I can guarantee you , that the latest and greatest spy satellites have resolutions greater than 10^2 cm, because think about how the military works. They don’t release classified information, until it is far out-dated. It’s probably very likely that they can see someone’s face…
Ficer, the spy satellites are at best INCHES bigger than Hubble, not multiples of Hubble, as is the Keck telescope. The size of the mirror will limit resolution until such time as someone figures out how to record and combine multiple images efficiently. That’s still very much a cutting edge problem, rather than a technology that’s been snuck onto an 80’s vintage satellite design and hidden from the astronomical community for all these years.
Alien2022, the number Corbomite gave was 10cm square, not 10^2 cm. 10cm square is about 4X4 inches.
I just clicked on the link that you provided, and it brings new concepts to bear, for instance the Hubble is only one telescope in space. The government has numerous spy satellites, and every reason to solve the inferometry issues that you mentioned along with much better funding. Hence it would not surprise me that some government agency has solved the inferometry issues.

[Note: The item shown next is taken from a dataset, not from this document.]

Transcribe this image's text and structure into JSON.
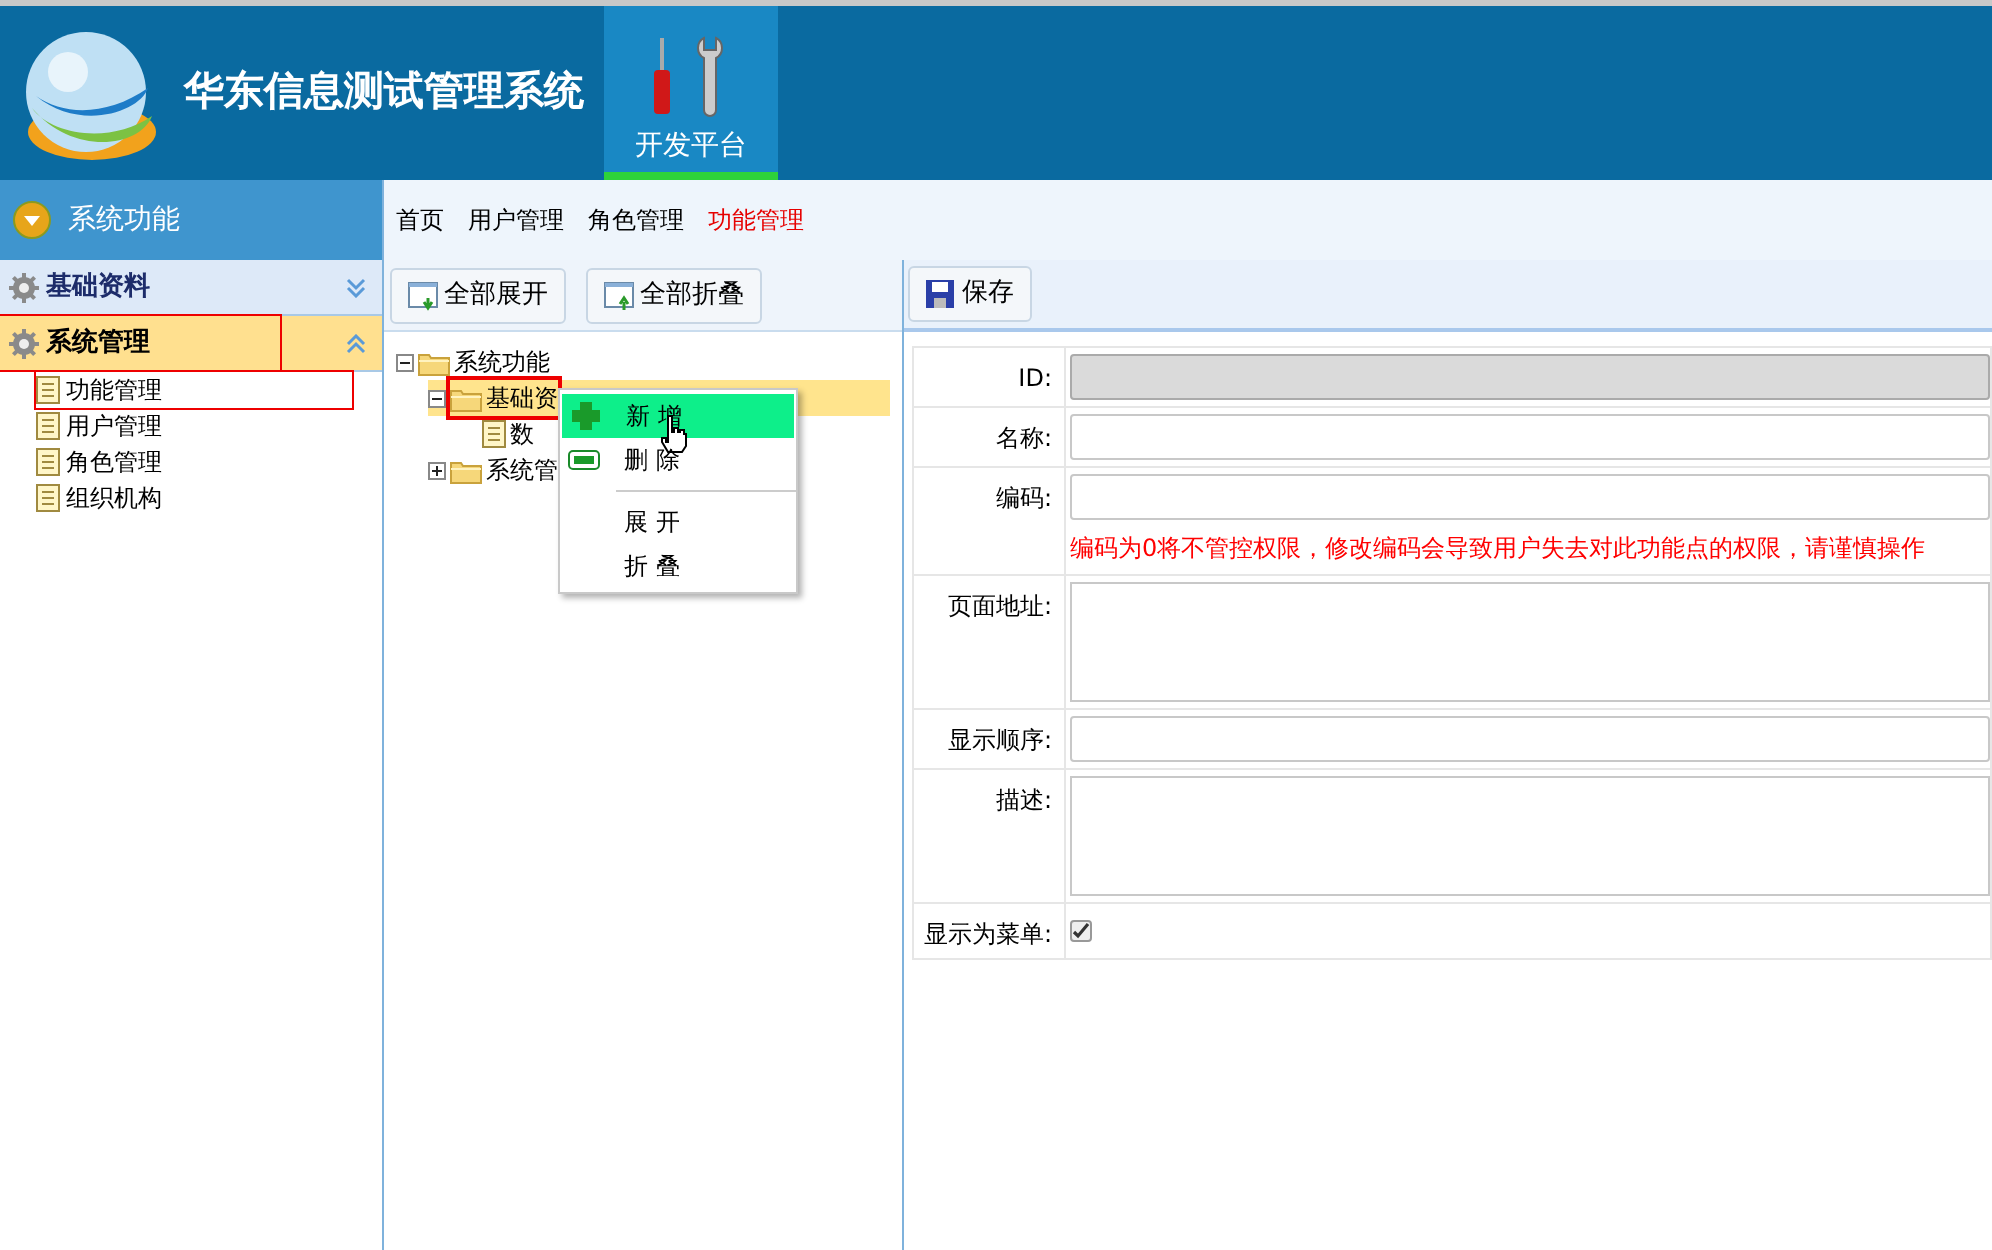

A much more formidable problem is the one of my spelling, ugh.
It might have been a Clancy novel made into a movie - whatever. I’ve seen Hollywood show a Hubble-class spy satellite point itself at whatever the baddie was and practically get his fingerprints.
One of the main hurdles in spy-telescopes are the optics themselves. It’s minor deformities in the surface of a large mirror (due to gravity and dust and such) that limit the clarity.
If a mirror (or lens) were made in space, its clarity would rival mirrors of far larger aperture.
The Pentagon certainly (or they ought to!) can make pictures with amazing clarity. As if Rumsfield were standing next to you clarity.
If we could take face photos from space, why would we keep deploying predators and photo planes at lower altitudes where they can get shot down? If you can see anything much smaller than an inch, without even coming down into the atmosphere, it just wouldn’t make sense to get down and dangerous, with even a unmanned craft. (Predators can’t carry a camera able to do much better than that from their best operational altitude!)
However, in the most general case, you are talking about taking multiple shots of the same twenty meter square, if you need to, under various lighting, timing, and angles, and you can extrapolate a lot of details that just a pixel doesn’t seem to have. So, if you have some essential detail you really need to photograph, that is less than ten centimeters in size, you send in a predator, other than that, most of what you want to see is bigger than a bread box. Actually, it’s mostly about the size of a car.
Another thing, having an inch by inch inventory of the entire world would be a fairly large database. Since the most effective of all photo interpretation instruments is the human being, that means multiplying the detail by a factor of a hundred is a limited return investment. Going from one meter pixels to one centimeter pixels means having 10,000 times more pixels to deal with. One centimeter pixels would make face recognition a pretty hit or miss thing. “Is that Osama bin Laden, or Abe Lincoln? No, wait, that’s Jerry Garcia!”